Kevvy Kev 'The Drum' 20th Anniversary Party
Marred by the last minute change of venue and a woefully fried sound system- the long-running roller disco over the next hill had more effective sound from their glorified boom box on wheels contraption- crowds were late to assemble for a rich lineup. Kevvy Kev has a long list of friends; cats like Paris are giving him big shoutouts these days, NY's Definitive Jux label was a sponsor and a bunch of Bay Area hip-hop scenesters such as Z-Man absorbed the show from the crowd; Crown City Rockers crew were flyering. A long list of performers graced the stage. Kevvy Kev himself manned the decks for long stretches of time, smiling uncontrollably and nodding on in approval as he got to jam with one MC after another. You know the music's good when someone old school like Kev can't help but smile; he was clearly having a blast. The setup was simple: two turntables, a microphone, a small stage, a small PA. Local 'Best of the Bay 2004' hip hop group Felonious got the crowd going mid-afternoon with an acapella set, with MC Carlos Aguirre dishing out some of the most amazing human beatboxing I've ever witnessed. Hieroglyphic's Tajai- who went to Stanford- delivered a very impressive and passionate one man set, speaking from his heart, interacting with the crowd, coming on a bit later than his 4:20 pm time slot.
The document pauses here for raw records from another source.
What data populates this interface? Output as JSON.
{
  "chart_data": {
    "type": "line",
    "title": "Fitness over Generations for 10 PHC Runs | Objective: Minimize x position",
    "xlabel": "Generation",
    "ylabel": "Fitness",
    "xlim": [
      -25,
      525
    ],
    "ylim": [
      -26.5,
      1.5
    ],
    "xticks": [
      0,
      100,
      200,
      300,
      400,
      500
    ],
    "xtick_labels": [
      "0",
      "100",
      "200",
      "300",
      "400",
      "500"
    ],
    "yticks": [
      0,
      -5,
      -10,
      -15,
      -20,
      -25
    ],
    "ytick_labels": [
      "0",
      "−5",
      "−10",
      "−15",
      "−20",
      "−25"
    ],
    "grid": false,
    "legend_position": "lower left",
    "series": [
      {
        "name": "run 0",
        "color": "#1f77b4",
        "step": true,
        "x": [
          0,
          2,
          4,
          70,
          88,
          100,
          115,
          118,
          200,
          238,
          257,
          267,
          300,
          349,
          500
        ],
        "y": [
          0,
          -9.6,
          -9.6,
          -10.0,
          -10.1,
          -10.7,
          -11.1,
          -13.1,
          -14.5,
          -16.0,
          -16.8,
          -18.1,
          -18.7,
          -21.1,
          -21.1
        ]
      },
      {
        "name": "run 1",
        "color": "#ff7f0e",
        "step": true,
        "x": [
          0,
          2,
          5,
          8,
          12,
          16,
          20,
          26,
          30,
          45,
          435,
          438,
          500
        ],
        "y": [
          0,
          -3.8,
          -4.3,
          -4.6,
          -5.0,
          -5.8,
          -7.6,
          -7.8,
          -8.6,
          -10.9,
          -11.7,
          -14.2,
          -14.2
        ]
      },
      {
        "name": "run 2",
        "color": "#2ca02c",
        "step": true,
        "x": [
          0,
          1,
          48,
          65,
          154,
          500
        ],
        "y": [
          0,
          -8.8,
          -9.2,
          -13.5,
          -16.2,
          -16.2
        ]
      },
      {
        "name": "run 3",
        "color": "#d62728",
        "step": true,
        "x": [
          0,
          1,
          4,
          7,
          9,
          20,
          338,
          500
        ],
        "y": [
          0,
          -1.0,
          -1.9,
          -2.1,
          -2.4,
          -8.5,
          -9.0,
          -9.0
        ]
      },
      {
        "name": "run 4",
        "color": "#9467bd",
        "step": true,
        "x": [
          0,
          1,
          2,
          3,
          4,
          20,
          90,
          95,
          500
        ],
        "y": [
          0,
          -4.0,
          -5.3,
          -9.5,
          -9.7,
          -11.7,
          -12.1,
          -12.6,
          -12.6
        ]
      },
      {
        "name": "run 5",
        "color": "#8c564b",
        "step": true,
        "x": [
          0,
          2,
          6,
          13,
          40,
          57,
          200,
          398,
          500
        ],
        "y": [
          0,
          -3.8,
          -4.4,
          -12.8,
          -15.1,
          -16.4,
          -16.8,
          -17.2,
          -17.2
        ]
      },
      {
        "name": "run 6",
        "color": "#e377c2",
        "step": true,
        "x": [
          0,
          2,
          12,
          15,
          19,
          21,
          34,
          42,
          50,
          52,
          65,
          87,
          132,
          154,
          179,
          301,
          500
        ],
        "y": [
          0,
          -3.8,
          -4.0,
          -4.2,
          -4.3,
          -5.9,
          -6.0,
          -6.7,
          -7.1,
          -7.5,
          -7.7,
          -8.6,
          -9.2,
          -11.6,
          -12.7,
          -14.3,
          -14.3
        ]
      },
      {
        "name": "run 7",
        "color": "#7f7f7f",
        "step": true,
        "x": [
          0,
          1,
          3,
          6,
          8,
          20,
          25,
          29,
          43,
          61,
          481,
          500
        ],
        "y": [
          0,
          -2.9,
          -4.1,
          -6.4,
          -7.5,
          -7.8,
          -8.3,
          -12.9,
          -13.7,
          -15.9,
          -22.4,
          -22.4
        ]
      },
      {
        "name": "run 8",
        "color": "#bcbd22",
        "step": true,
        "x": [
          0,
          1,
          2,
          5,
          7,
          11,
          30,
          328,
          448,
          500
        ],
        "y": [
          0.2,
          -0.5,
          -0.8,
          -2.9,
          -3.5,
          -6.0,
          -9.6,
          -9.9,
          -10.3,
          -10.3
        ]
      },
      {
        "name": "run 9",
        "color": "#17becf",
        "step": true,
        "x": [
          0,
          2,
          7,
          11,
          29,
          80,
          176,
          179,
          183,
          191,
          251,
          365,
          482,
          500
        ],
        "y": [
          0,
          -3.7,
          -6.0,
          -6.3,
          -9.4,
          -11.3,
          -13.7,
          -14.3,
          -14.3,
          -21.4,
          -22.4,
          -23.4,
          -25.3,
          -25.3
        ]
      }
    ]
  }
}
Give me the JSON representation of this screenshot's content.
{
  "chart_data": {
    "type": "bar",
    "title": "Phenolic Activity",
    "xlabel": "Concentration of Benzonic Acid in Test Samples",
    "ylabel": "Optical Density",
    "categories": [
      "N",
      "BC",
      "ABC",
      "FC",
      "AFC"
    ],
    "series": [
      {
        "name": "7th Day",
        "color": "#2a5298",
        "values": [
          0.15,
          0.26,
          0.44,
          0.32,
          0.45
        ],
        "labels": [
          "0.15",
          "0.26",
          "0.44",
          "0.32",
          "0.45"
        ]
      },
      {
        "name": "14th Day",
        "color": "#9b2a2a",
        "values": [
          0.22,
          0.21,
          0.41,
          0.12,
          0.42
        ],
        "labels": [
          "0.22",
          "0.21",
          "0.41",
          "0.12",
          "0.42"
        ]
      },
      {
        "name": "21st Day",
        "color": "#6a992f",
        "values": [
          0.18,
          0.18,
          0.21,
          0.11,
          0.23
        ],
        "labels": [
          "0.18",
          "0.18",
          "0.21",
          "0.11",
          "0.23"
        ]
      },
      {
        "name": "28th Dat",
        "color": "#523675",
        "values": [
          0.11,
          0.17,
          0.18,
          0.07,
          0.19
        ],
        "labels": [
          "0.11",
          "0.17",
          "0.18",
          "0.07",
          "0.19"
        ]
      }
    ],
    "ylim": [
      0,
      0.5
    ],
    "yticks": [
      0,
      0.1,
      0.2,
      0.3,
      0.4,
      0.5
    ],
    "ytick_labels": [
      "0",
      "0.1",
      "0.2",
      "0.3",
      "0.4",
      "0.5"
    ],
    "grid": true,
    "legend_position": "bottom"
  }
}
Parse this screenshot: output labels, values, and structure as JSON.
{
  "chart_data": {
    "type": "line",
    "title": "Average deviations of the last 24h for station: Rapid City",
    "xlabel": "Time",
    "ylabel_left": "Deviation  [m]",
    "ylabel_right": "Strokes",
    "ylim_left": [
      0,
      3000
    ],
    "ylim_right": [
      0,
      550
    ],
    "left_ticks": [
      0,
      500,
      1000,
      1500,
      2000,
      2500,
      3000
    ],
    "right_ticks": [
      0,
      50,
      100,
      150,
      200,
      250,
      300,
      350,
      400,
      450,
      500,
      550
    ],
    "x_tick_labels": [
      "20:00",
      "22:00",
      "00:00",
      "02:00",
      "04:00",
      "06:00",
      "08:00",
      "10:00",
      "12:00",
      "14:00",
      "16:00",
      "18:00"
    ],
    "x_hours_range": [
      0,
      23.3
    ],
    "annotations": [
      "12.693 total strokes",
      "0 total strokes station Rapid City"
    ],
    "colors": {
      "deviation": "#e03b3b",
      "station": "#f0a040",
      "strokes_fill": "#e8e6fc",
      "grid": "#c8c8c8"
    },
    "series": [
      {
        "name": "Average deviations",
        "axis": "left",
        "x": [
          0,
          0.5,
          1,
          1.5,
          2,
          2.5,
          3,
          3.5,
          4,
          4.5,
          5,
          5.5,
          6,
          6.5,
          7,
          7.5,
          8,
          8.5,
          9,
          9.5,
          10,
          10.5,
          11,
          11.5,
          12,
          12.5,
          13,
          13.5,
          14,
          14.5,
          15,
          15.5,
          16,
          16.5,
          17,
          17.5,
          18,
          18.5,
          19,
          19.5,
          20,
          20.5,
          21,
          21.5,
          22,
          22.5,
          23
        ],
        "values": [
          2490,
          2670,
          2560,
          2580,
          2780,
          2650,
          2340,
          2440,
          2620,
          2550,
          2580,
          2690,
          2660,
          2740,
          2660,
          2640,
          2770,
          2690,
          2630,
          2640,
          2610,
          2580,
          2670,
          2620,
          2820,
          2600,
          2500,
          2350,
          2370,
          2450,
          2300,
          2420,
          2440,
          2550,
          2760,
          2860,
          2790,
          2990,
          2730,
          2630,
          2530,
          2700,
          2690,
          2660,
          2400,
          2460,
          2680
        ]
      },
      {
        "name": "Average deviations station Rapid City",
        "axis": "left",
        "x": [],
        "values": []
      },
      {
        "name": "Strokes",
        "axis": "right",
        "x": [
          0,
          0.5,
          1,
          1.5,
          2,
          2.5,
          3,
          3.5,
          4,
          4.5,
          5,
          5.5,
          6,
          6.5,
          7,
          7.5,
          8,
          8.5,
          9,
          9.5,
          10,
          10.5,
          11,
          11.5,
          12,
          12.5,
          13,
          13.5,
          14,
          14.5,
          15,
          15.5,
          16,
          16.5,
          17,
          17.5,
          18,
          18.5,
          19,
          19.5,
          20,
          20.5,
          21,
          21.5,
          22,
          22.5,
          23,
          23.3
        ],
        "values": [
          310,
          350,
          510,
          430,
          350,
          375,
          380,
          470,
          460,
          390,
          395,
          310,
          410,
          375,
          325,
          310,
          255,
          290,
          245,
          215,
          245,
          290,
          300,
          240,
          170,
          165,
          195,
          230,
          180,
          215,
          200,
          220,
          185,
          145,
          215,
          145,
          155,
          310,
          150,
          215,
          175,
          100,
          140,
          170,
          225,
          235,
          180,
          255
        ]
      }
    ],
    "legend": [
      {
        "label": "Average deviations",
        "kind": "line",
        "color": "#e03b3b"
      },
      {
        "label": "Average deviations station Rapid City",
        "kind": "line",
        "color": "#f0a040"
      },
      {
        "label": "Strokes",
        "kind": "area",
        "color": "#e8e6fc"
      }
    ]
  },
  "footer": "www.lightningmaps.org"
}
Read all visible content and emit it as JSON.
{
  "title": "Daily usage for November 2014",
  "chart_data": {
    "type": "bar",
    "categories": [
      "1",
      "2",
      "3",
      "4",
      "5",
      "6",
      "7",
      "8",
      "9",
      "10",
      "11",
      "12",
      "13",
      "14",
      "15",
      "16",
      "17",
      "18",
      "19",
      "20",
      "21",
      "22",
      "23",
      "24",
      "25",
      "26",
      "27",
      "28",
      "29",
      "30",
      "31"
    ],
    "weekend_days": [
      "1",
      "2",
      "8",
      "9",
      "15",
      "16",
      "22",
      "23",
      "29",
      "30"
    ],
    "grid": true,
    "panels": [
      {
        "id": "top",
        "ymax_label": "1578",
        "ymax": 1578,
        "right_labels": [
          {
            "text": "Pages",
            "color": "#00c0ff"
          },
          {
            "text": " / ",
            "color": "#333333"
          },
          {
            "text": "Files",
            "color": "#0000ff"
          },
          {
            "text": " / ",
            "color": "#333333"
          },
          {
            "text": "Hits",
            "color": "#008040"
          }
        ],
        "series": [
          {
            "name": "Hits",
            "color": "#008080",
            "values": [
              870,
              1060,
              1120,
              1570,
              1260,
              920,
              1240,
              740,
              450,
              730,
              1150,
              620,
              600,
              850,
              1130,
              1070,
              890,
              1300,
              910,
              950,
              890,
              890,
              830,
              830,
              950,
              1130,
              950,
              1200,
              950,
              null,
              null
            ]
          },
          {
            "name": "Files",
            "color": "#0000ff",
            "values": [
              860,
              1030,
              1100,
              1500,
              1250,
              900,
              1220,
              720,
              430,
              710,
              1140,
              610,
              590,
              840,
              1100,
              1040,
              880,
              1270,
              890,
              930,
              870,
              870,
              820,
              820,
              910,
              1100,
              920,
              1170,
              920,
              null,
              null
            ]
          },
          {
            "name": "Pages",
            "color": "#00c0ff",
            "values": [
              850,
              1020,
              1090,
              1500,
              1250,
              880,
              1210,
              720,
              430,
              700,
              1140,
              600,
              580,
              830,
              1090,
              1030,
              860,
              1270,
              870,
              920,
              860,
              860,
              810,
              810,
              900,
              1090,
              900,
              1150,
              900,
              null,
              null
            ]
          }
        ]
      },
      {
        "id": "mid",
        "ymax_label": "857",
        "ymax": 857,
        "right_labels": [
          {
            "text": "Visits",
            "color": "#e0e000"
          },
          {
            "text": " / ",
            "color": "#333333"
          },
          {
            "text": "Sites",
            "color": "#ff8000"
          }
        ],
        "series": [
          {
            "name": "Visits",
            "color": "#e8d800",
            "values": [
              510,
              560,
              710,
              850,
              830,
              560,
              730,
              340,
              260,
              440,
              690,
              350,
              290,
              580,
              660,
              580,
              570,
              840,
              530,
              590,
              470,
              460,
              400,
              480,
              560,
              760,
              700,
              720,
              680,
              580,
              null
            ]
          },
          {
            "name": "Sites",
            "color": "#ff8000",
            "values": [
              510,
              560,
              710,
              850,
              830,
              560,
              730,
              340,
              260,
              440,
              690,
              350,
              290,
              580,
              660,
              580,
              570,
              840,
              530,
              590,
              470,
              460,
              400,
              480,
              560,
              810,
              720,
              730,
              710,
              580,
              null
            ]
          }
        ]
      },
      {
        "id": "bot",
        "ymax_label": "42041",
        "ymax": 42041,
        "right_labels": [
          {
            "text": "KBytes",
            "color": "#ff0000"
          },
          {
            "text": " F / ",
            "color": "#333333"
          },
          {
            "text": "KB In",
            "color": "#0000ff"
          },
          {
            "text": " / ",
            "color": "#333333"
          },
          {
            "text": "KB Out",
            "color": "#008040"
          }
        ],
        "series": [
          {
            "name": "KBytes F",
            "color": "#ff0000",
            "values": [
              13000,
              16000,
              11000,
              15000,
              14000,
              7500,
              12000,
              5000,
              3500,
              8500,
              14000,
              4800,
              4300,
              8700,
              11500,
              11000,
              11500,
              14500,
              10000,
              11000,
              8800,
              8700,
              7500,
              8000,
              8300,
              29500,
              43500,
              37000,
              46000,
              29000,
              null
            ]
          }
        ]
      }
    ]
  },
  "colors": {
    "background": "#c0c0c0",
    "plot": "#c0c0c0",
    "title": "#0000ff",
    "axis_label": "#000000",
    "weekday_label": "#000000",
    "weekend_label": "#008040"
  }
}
Rza from Wu-Tang closed out the show in true headliner style. He took the stage and immediately called for some weed, and he was handed a nice fatty, which he smoked with deliberate aplomb before beginning a quick set that had the crowd yelling rhymes along with him. Rza couldn't help but joke about the realness of the situation- he's a huge star after all- pointing out that there were no lights, only two speakers and 'this,' whereby he shakes the mic and stares bug eyed at the cable snaking down away from him; Rza's not used to performing without cordless mics these days. It took some moments before Rza could get his bearings, especially with the badly overdriven and underpowered sound system on its very last gasps of use at the end of a long summer day. In no time, Rza has the crowd going- hands up in the air style- as he jumps all over the small stage, mad eyes blazing, full voice roaring. Between songs he lets everyone in on a secret: back in the day he used to fly out to San Francisco to buy records to sample for what are now classic Wu Tang albums; he cites Bay Area record stores by name, some of which are now long gone. He constantly has the crowd flashing peace signs in the air at his instruction, and closes out the afternoon by getting all assembled to- at his command- yell the word "PEACE."
After the crowd left, an old hippy, looking like a classic Vietnam vet, staggered around and drunkenly surveyed the scene. One had to wonder how many times before he'd seen well behaved flocks of young people sitting in the park, listening to world class entertainment on a small, clandestine stage, calling for an end to the war between songs and shouting "PEACE."